La placidez de la
escena invita a la conversación, pero no, cada uno está a lo suyo.
El respetable señor de
la casa, míster Smith, fuma y piensa en lo que estará haciendo su amante en
aquellos momentos. Su encantadora esposa, Katherine, se acaba de enterar por
una discreta sirvienta, de los enredos de su esposo con la mujer de míster
Kennedy, su mejor amigo y vecino.
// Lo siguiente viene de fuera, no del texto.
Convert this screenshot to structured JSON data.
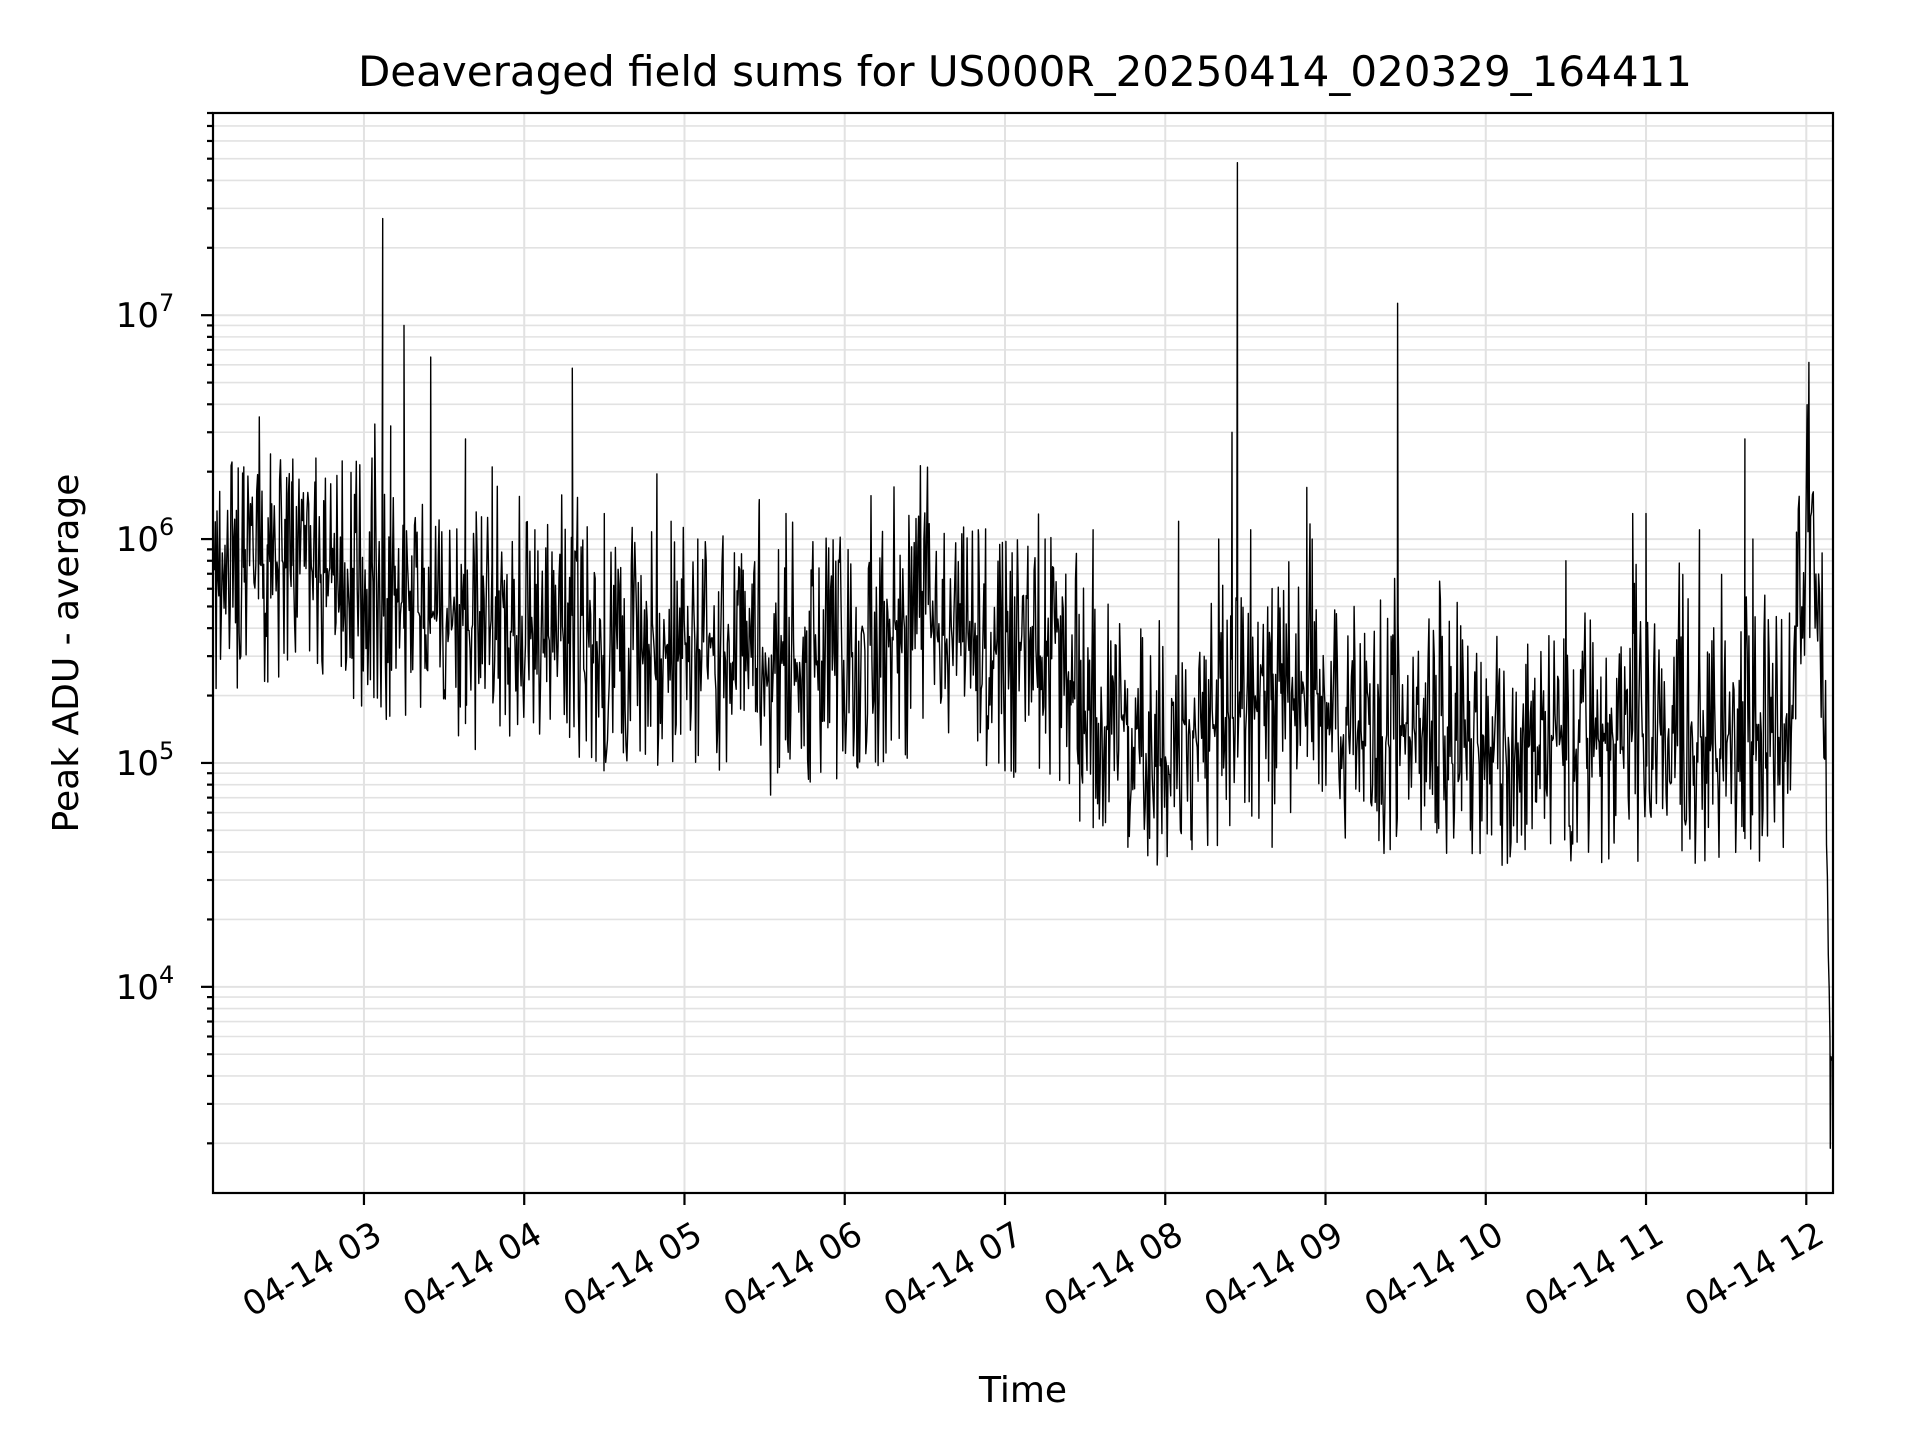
{
  "chart_data": {
    "type": "line",
    "title": "Deaveraged field sums for US000R_20250414_020329_164411",
    "xlabel": "Time",
    "ylabel": "Peak ADU - average",
    "yscale": "log",
    "ylim": [
      1200,
      80000000
    ],
    "xlim": [
      "2025-04-14 02:03:29",
      "2025-04-14 12:10:00"
    ],
    "grid": true,
    "x_ticks": [
      "04-14 03",
      "04-14 04",
      "04-14 05",
      "04-14 06",
      "04-14 07",
      "04-14 08",
      "04-14 09",
      "04-14 10",
      "04-14 11",
      "04-14 12"
    ],
    "y_ticks": [
      {
        "base": "10",
        "exp": "4"
      },
      {
        "base": "10",
        "exp": "5"
      },
      {
        "base": "10",
        "exp": "6"
      },
      {
        "base": "10",
        "exp": "7"
      }
    ],
    "series": [
      {
        "color": "#000000",
        "baseline": {
          "x": [
            "02:04",
            "02:20",
            "02:45",
            "03:00",
            "03:30",
            "04:00",
            "04:30",
            "05:00",
            "05:30",
            "06:00",
            "06:30",
            "07:00",
            "07:20",
            "07:35",
            "08:00",
            "08:30",
            "09:00",
            "09:10",
            "09:30",
            "10:00",
            "10:30",
            "11:00",
            "11:30",
            "11:53",
            "12:00",
            "12:03",
            "12:05",
            "12:07",
            "12:09",
            "12:10"
          ],
          "y": [
            600000,
            800000,
            750000,
            600000,
            420000,
            380000,
            320000,
            340000,
            250000,
            300000,
            380000,
            300000,
            300000,
            150000,
            120000,
            170000,
            200000,
            110000,
            150000,
            120000,
            120000,
            130000,
            120000,
            130000,
            1000000,
            1500000,
            600000,
            100000,
            5000,
            4500
          ]
        },
        "spikes": {
          "x": [
            "02:15",
            "02:25",
            "02:33",
            "02:42",
            "02:50",
            "03:03",
            "03:07",
            "03:10",
            "03:15",
            "03:25",
            "03:38",
            "03:48",
            "04:04",
            "04:18",
            "04:30",
            "04:55",
            "05:05",
            "05:28",
            "05:38",
            "06:50",
            "07:15",
            "07:33",
            "08:05",
            "08:20",
            "08:25",
            "08:27",
            "08:32",
            "08:53",
            "08:55",
            "09:27",
            "10:30",
            "10:55",
            "11:00",
            "11:20",
            "11:37",
            "11:40"
          ],
          "y": [
            2100000,
            2400000,
            1800000,
            2300000,
            1400000,
            2300000,
            27000000,
            3200000,
            9000000,
            6500000,
            2800000,
            2100000,
            1100000,
            5800000,
            1300000,
            1200000,
            1000000,
            1500000,
            1300000,
            1100000,
            1000000,
            1100000,
            1200000,
            1000000,
            3000000,
            48000000,
            1100000,
            1700000,
            1000000,
            11300000,
            800000,
            1300000,
            1300000,
            1100000,
            2800000,
            1000000
          ]
        },
        "dips": {
          "x": [
            "02:24",
            "03:38",
            "04:17",
            "05:57",
            "07:28",
            "07:46",
            "07:57",
            "08:10",
            "08:40",
            "09:20",
            "09:48",
            "10:48",
            "11:37",
            "12:09"
          ],
          "y": [
            230000,
            150000,
            130000,
            85000,
            55000,
            42000,
            35000,
            41000,
            42000,
            45000,
            47000,
            45000,
            46000,
            1900
          ]
        }
      }
    ]
  }
}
Sufre en silencio mientras planea su venganza,
practicando con la aguja tan parecida al estilete. Si ella fuera capaz, no
dudaría en clavársela a esas dos malas
personas, que no la saben respetar, en mitad del corazón.
La mayor de las hijas, Rose,
ha decidido no casarse con el hijo de míster Kennedy, que la pretende con más
interés que amor y que tanto gusta a sus padres. No puede casarse con él, porque
ha entregado su corazón al maestro forastero que tiene más sabiduría que dinero
en los bolsillos.
La pequeña de las
hijas, Diana, piensa que haciendo una
manta de bebé sus padres se enterarán de lo que está por venir, fruto de
aquella loca noche, tan loca en que se dejó hacer por míster Kennedy, aquello
que está vedado a una señorita. Ha decidido marchar lejos para luego entregar
al bebé en adopción y meterse a monja aunque su familia sea protestante.
¡Hola! Pasad, pasad, dicen
todos a la vez con una sonrisa en los labios al vecino que llega. De momento
olvidan sus quebrantos ante la noticia que trae.
¡Han hundido el
Lusitania! ¡Se ha declarado la guerra!